Nazca Textile: Karakteristik, Bahan, dan Desain

Industri tekstil Nazca menonjol karena penggunaan warna yang berbeda dan desain angka geometris, menggunakan bahan baku yang berbeda dan metode pembuatan untuk pengembangan mereka.

Peradaban Nazca adalah budaya pra-Kolombia yang berkembang di pantai selatan Peru, antara tahun 200 sebelum Kristus dan 700 setelah Kristus.

Salah satu manifestasi yang paling representatif dari budaya ini adalah geoglyph yang terletak di Pampas de Jumana, di gurun Nazca, yang merupakan daya tarik wisata yang besar saat ini.

Hasil akhir mantel dan pakaian yang dibuat di toko tekstil Nazca, masih dalam studi saat ini karena kualitasnya yang luas, keragaman desain dan palet warna yang digunakan.

Karakteristik pabrik tekstil Nazca

Bahan baku utama yang digunakan dalam proses pembuatan kain adalah serat kapas pima (nama ilmiah: Gossypium barbadense), yang dipanen di pantai Peru.

Kain dibuat dengan alat tenun khusus, dan benang dibuat menggunakan teknik lungsin dan pakan, dengan "S" pemintalan dan bentuk yang seimbang.
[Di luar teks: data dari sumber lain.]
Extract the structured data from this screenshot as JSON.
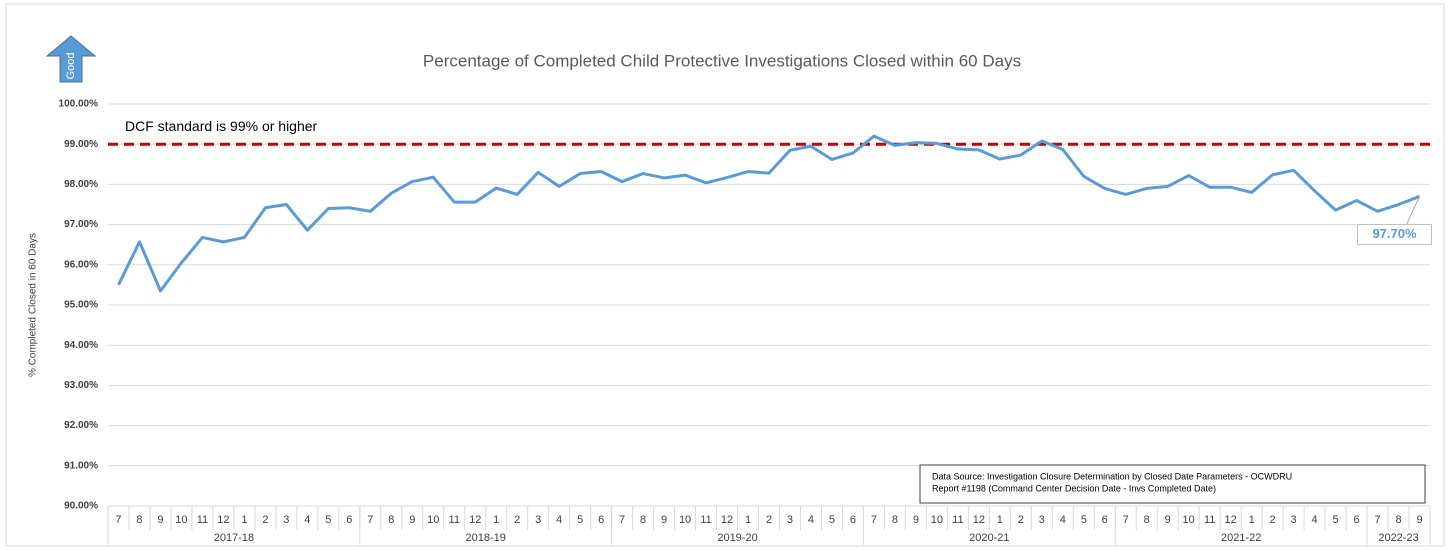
{
  "chart_data": {
    "type": "line",
    "title": "Percentage of Completed Child Protective Investigations Closed within 60 Days",
    "indicator": "Good",
    "ylabel": "% Completed Closed in 60 Days",
    "categories": [
      "7",
      "8",
      "9",
      "10",
      "11",
      "12",
      "1",
      "2",
      "3",
      "4",
      "5",
      "6",
      "7",
      "8",
      "9",
      "10",
      "11",
      "12",
      "1",
      "2",
      "3",
      "4",
      "5",
      "6",
      "7",
      "8",
      "9",
      "10",
      "11",
      "12",
      "1",
      "2",
      "3",
      "4",
      "5",
      "6",
      "7",
      "8",
      "9",
      "10",
      "11",
      "12",
      "1",
      "2",
      "3",
      "4",
      "5",
      "6",
      "7",
      "8",
      "9",
      "10",
      "11",
      "12",
      "1",
      "2",
      "3",
      "4",
      "5",
      "6",
      "7",
      "8",
      "9"
    ],
    "category_group": [
      "2017-18",
      "2017-18",
      "2017-18",
      "2017-18",
      "2017-18",
      "2017-18",
      "2017-18",
      "2017-18",
      "2017-18",
      "2017-18",
      "2017-18",
      "2017-18",
      "2018-19",
      "2018-19",
      "2018-19",
      "2018-19",
      "2018-19",
      "2018-19",
      "2018-19",
      "2018-19",
      "2018-19",
      "2018-19",
      "2018-19",
      "2018-19",
      "2019-20",
      "2019-20",
      "2019-20",
      "2019-20",
      "2019-20",
      "2019-20",
      "2019-20",
      "2019-20",
      "2019-20",
      "2019-20",
      "2019-20",
      "2019-20",
      "2020-21",
      "2020-21",
      "2020-21",
      "2020-21",
      "2020-21",
      "2020-21",
      "2020-21",
      "2020-21",
      "2020-21",
      "2020-21",
      "2020-21",
      "2020-21",
      "2021-22",
      "2021-22",
      "2021-22",
      "2021-22",
      "2021-22",
      "2021-22",
      "2021-22",
      "2021-22",
      "2021-22",
      "2021-22",
      "2021-22",
      "2021-22",
      "2022-23",
      "2022-23",
      "2022-23"
    ],
    "series": [
      {
        "name": "% Completed Closed in 60 Days",
        "color": "#5b9bd5",
        "values": [
          95.5,
          96.57,
          95.35,
          96.05,
          96.68,
          96.57,
          96.68,
          97.42,
          97.5,
          96.86,
          97.4,
          97.42,
          97.33,
          97.78,
          98.07,
          98.18,
          97.56,
          97.56,
          97.91,
          97.75,
          98.3,
          97.95,
          98.27,
          98.32,
          98.07,
          98.27,
          98.16,
          98.23,
          98.04,
          98.17,
          98.32,
          98.28,
          98.85,
          98.95,
          98.62,
          98.78,
          99.2,
          98.97,
          99.04,
          99.02,
          98.88,
          98.86,
          98.63,
          98.73,
          99.08,
          98.87,
          98.2,
          97.9,
          97.75,
          97.9,
          97.95,
          98.22,
          97.93,
          97.93,
          97.8,
          98.24,
          98.35,
          97.84,
          97.36,
          97.6,
          97.33,
          97.5,
          97.7
        ],
        "value_labels": [
          null,
          null,
          null,
          null,
          null,
          null,
          null,
          null,
          null,
          null,
          null,
          null,
          null,
          null,
          null,
          null,
          null,
          null,
          null,
          null,
          null,
          null,
          null,
          null,
          null,
          null,
          null,
          null,
          null,
          null,
          null,
          null,
          null,
          null,
          null,
          null,
          null,
          null,
          null,
          null,
          null,
          null,
          null,
          null,
          null,
          null,
          null,
          null,
          null,
          null,
          null,
          null,
          null,
          null,
          null,
          null,
          null,
          null,
          null,
          null,
          null,
          null,
          "97.70%"
        ]
      }
    ],
    "reference_line": {
      "value": 99,
      "label": "DCF standard is 99% or higher",
      "color": "#c00000"
    },
    "ylim": [
      90,
      100
    ],
    "yticks": [
      {
        "value": 90,
        "label": "90.00%"
      },
      {
        "value": 91,
        "label": "91.00%"
      },
      {
        "value": 92,
        "label": "92.00%"
      },
      {
        "value": 93,
        "label": "93.00%"
      },
      {
        "value": 94,
        "label": "94.00%"
      },
      {
        "value": 95,
        "label": "95.00%"
      },
      {
        "value": 96,
        "label": "96.00%"
      },
      {
        "value": 97,
        "label": "97.00%"
      },
      {
        "value": 98,
        "label": "98.00%"
      },
      {
        "value": 99,
        "label": "99.00%"
      },
      {
        "value": 100,
        "label": "100.00%"
      }
    ],
    "grid": true,
    "note": [
      "Data Source: Investigation Closure Determination by Closed Date Parameters - OCWDRU",
      "Report #1198 (Command Center Decision Date - Invs Completed Date)"
    ]
  }
}
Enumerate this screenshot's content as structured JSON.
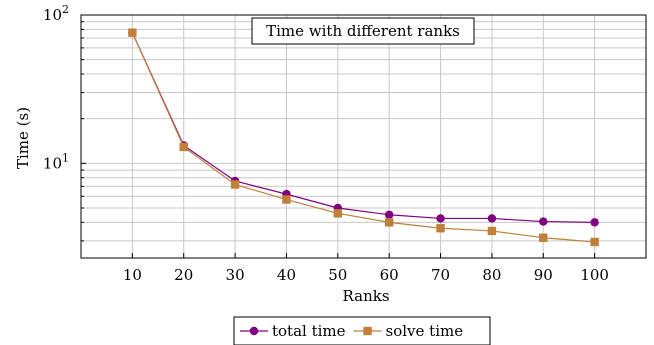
{
  "chart_data": {
    "type": "line",
    "title": "Time with different ranks",
    "xlabel": "Ranks",
    "ylabel": "Time (s)",
    "x": [
      10,
      20,
      30,
      40,
      50,
      60,
      70,
      80,
      90,
      100
    ],
    "xlim": [
      0,
      110
    ],
    "ylim": [
      2.3,
      100
    ],
    "yscale": "log",
    "grid": true,
    "legend_position": "bottom-center",
    "y_ticks": [
      {
        "value": 10,
        "label": "10^1"
      },
      {
        "value": 100,
        "label": "10^2"
      }
    ],
    "series": [
      {
        "name": "total time",
        "color": "#800080",
        "marker": "circle",
        "values": [
          76,
          13.2,
          7.6,
          6.2,
          5.0,
          4.5,
          4.25,
          4.25,
          4.05,
          4.0
        ]
      },
      {
        "name": "solve time",
        "color": "#c0803c",
        "marker": "square",
        "values": [
          76,
          12.9,
          7.2,
          5.7,
          4.6,
          4.0,
          3.65,
          3.5,
          3.15,
          2.95
        ]
      }
    ]
  }
}
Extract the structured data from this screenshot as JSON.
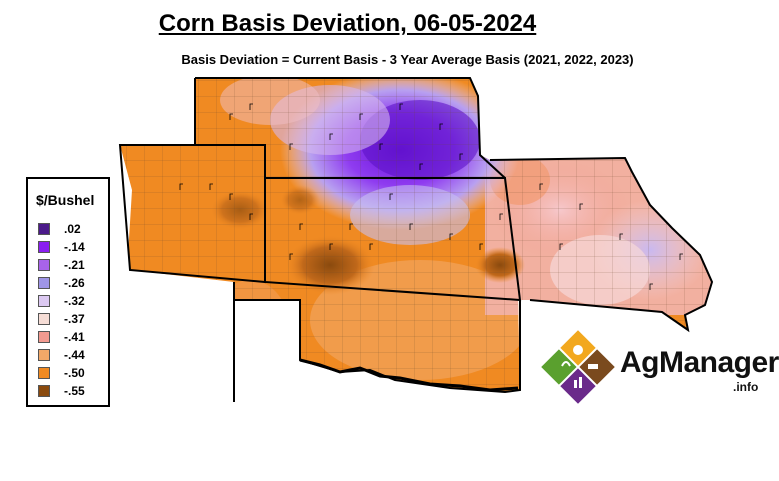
{
  "title": "Corn Basis Deviation, 06-05-2024",
  "subtitle": "Basis Deviation = Current Basis - 3 Year Average Basis (2021, 2022, 2023)",
  "legend": {
    "title": "$/Bushel",
    "items": [
      {
        "label": ".02",
        "color": "#4b1a8a"
      },
      {
        "label": "-.14",
        "color": "#8a1ef0"
      },
      {
        "label": "-.21",
        "color": "#a863ea"
      },
      {
        "label": "-.26",
        "color": "#9f95e6"
      },
      {
        "label": "-.32",
        "color": "#dcc9f2"
      },
      {
        "label": "-.37",
        "color": "#f6ddd6"
      },
      {
        "label": "-.41",
        "color": "#f29a90"
      },
      {
        "label": "-.44",
        "color": "#f2a868"
      },
      {
        "label": "-.50",
        "color": "#f08a22"
      },
      {
        "label": "-.55",
        "color": "#8a4a0e"
      }
    ]
  },
  "logo": {
    "text": "AgManager",
    "sub": ".info"
  }
}
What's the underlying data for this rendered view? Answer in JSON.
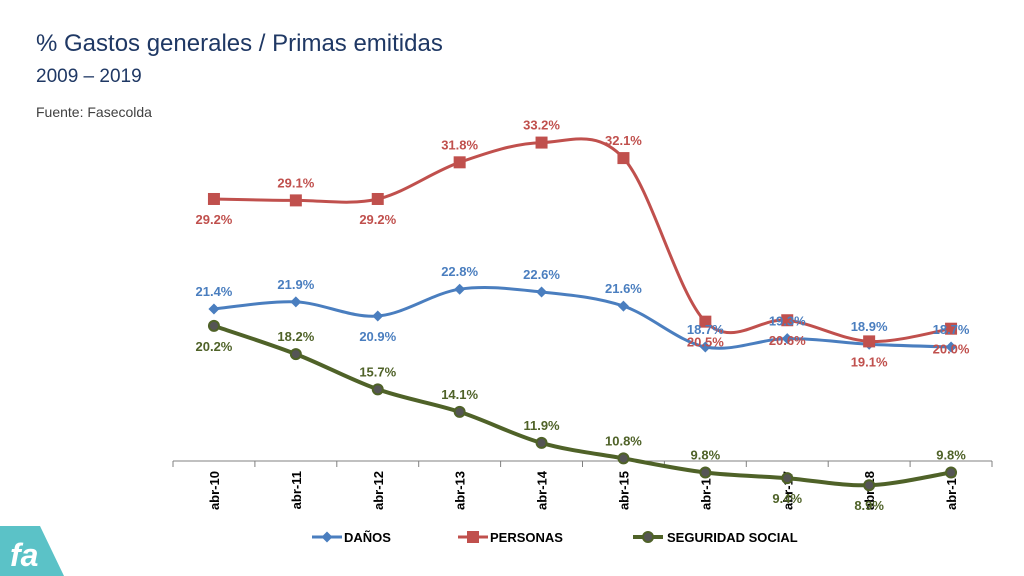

Untuk sebagian besar, elaborasi garmen dilakukan dengan teknik menjahit dasar jahitan panjang, yang dikenal sebagai basting stitch, menggunakan benang katun putih.

Demikian pula, mereka melengkapi desain mereka dengan wol dari unta di daerah: llamas, alpacas dan vicuñas, yang digunakan untuk aksesori kain pakaian.

Asesoris biasanya diberikan oleh trim berpohon dan desain tiga dimensi. Aplikasi bulu burung juga digunakan untuk meningkatkan daya tarik garmen.

Dari sudut pandang dekoratif, mereka melengkapi pakaian mereka dengan melukis langsung pada kain katun, dengan motif yang beragam dan sangat berwarna.

Untuk lukisan di kain mereka menggunakan tinta yang berasal dari tumbuhan. Salah satu tinta yang paling banyak digunakan berasal dari tanaman nila, yang memberikan warna biru nila.

Dalam kasus gaun-gaun para wanita Nazca, misalnya, motif yang terkait dengan ekosistem laut, langit, tanah dan persembahan keagamaan digunakan untuk digunakan.

Budaya Nazca menonjol untuk berbagai warna dan kreativitas yang digunakan dalam desain mereka. Dalam jalinan peradaban ini, lebih dari 190 corak dari 7 warna berbeda telah dibedakan.

Adapun desain, komposisi dengan angka-angka geometris dan fret melangkah juga umum. Mereka juga mewakili tanaman jagung dan kacang-kacangan di mantel mereka.

Untuk pembuatan pakaian peradaban Nazca, teknik apiezado digunakan sebagian besar.

Teknik ini terdiri dari penyatuan bentuk geometris dasar untuk menghasilkan komposisi yang kompleks, dengan menempatkan tambalan pada kain kain.

Bal penguburan budaya Nazca juga merupakan manifestasi dari keterampilan mereka dalam tekstil. Ini terlihat pada motif eksteriornya yang sangat mirip dengan yang digunakan pada keramik.